Günter Grass über Israel: Der an seiner Schuld würgt

Günter Grass geht mit sich und deutscher Geschichte auf eine Weise unaufrichtig um, die politisch verhängnisvoll ist. Eine Entgegnung auf den apokalyptischen Dichter.

Hand und Pfeife eines Dichters, der alles zu wissen glaubt und es mit letzter Tinte in die Welt hinausposaunt. Bild: dpa

Damals, zur Zeit der Nachrüstung, 1986, Grass publizierte soeben den kleinen, apokalyptischen Roman „Die Rättin“, gab er in Interviews zu Protokoll, dass „wir Schriftsteller uns die Welt noch einmal sehr genau ansehen, bevor sie verschwindet.“ Der Roman „Die Rättin“ spielte in einer Welt nach der atomaren Zerstörung und es ist, als habe dieses Szenario den Autor seither nicht mehr losgelassen.

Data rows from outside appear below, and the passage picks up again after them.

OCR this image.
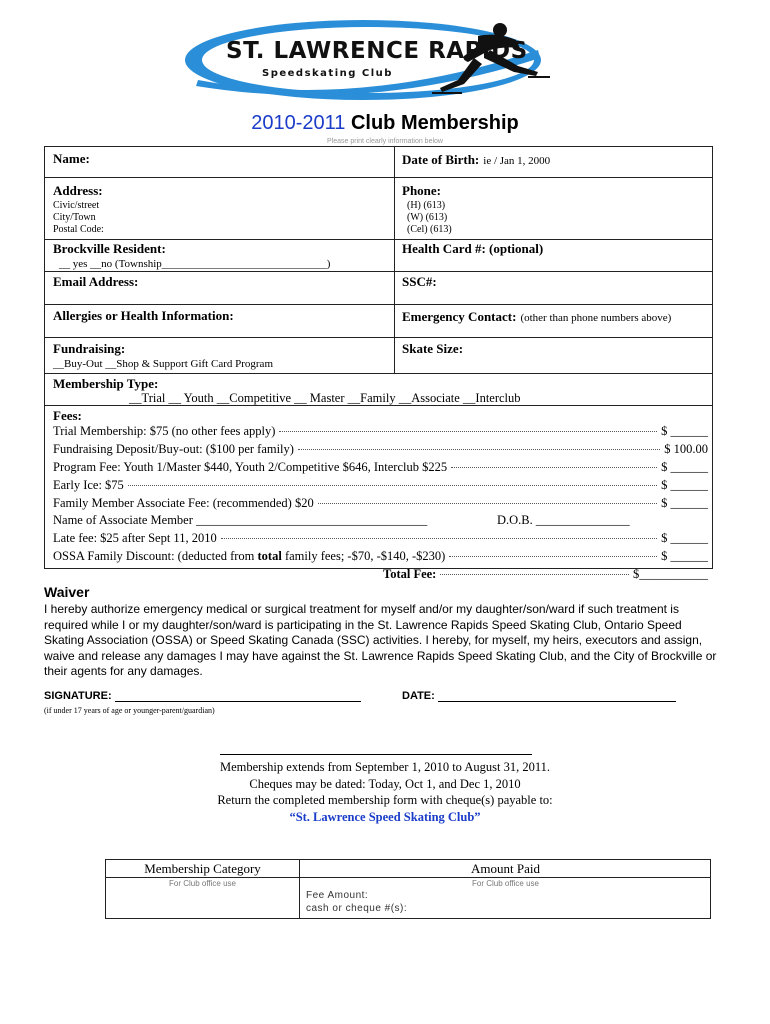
ST. LAWRENCE RAPIDS
Speedskating Club
2010-2011 Club Membership
Please print clearly information below
Name:	Date of Birth: ie / Jan 1, 2000
Address:
Civic/street
City/Town
Postal Code:
Phone:
(H) (613)
(W) (613)
(Cel) (613)
Brockville Resident:
__ yes __no (Township______________________________)
Health Card #: (optional)
Email Address:	SSC#:
Allergies or Health Information:	Emergency Contact: (other than phone numbers above)
Fundraising:
__Buy-Out __Shop & Support Gift Card Program
Skate Size:
Membership Type:
__Trial __ Youth __Competitive __ Master __Family __Associate __Interclub
Fees:
Trial Membership: $75 (no other fees apply)	$ ______
Fundraising Deposit/Buy-out: ($100 per family)	$ 100.00
Program Fee: Youth 1/Master $440, Youth 2/Competitive $646, Interclub $225	$ ______
Early Ice: $75	$ ______
Family Member Associate Fee: (recommended) $20	$ ______
Name of Associate Member _____________________________________	D.O.B. _______________
Late fee: $25 after Sept 11, 2010	$ ______
OSSA Family Discount: (deducted from total family fees; -$70, -$140, -$230)	$ ______
Total Fee:	$___________
Waiver
I hereby authorize emergency medical or surgical treatment for myself and/or my daughter/son/ward if such treatment is required while I or my daughter/son/ward is participating in the St. Lawrence Rapids Speed Skating Club, Ontario Speed Skating Association (OSSA) or Speed Skating Canada (SSC) activities. I hereby, for myself, my heirs, executors and assign, waive and release any damages I may have against the St. Lawrence Rapids Speed Skating Club, and the City of Brockville or their agents for any damages.
SIGNATURE:	DATE:
(if under 17 years of age or younger-parent/guardian)
Membership extends from September 1, 2010 to August 31, 2011.
Cheques may be dated: Today, Oct 1, and Dec 1, 2010
Return the completed membership form with cheque(s) payable to:
“St. Lawrence Speed Skating Club”
Membership Category	Amount Paid
For Club office use	For Club office use
Fee Amount:
cash or cheque #(s):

Zwar ist seitdem nicht die Welt, wohl aber der Reale Sozialismus verschwunden, was jedoch Grass nicht davon abhält, wieder apokalyptischer Stimmung zu sein. Daher schreibt er jetzt ein politisches Gedicht, eine Art Schwanengesang, „gealtert und mit letzter Tinte.“

So veröffentlichten am Mittwoch gleich drei Tageszeitungen, die Süddeutsche Zeitung, die italienische La Repubblica sowie die New York Times ein Gedicht aus seiner Feder unter dem Titel „Was gesagt werden muss“. Es offenbart wie kein anderes die Misere eines Autors, der sich seit seinen literarischen Anfängen mehr oder minder mit deutscher Schuld, seltener mit dem Leiden und Tod der deutschen und europäischen Juden, vor allem aber mit daraus erwachsender politischer Verantwortung befasst hat.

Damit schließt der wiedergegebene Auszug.